The plant level comparison between fertiliser and power plants show that using 100 mmcfd for fertiliser saves Rs 29.4 billion compared to fertiliser imports, while replacing 100 mmcfd for power saves Rs 6.4 billion compared to heavy fuel oil imports. Thus, using natural gas for fertiliser has a higher saving relative to using it for power generation by Rs 23 billion. This compares well with the value from the economic model, which for use of 100 mmcfd in the fertiliser sector gives a net benefit of Rs 19.6 billion.

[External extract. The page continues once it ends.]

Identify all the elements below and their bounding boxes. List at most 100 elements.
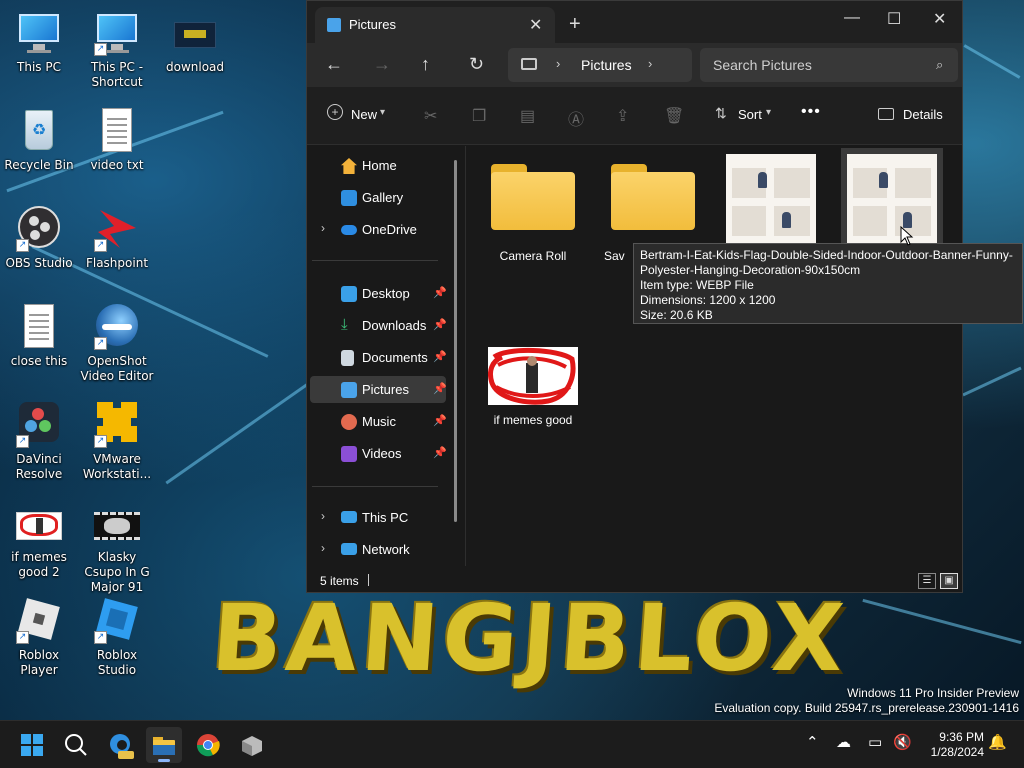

Sources said that the team working on the report applied two approaches: an energy system economic analysis, and a plant-level comparison. Both approaches gave a similar result, which is that natural gas has a higher economic value for fertiliser production. The energy systems analysis showed that reducing gas to fertiliser and increasing gas to power both increase energy system costs. The plant-level analysis shows that importing fertiliser has a greater economic cost than that of importing heavy fuel oil for power generation.
Fertiliser industry sources believed that using gas for producing urea is the most efficient and judicious usage as fertiliser sector is not just burning the gas to run the plants alone, it offers maximum value addition by converting the raw gas into precious urea grains and country hugely benefits from this import substitution. Gas should be provided as priority to the sector which creates maximum value addition.
Fertiliser is the only sector which has zero percent ratio of Unaccounted for Gas (UFG), it never defaults on its payment obligations to gas utilities which are positive for cash flow of SNGPL/SSGC. Fertiliser sector is also one of the highest tax paying sectors of the economy in private sector of Pakistan. All other industries have alternative fuel options except fertiliser sector that uses gas as raw material to produce the key farm input, urea, for the farmers that ensure food security of the masses as well as provide raw material to important industries like textile and food processing, the sources claimed.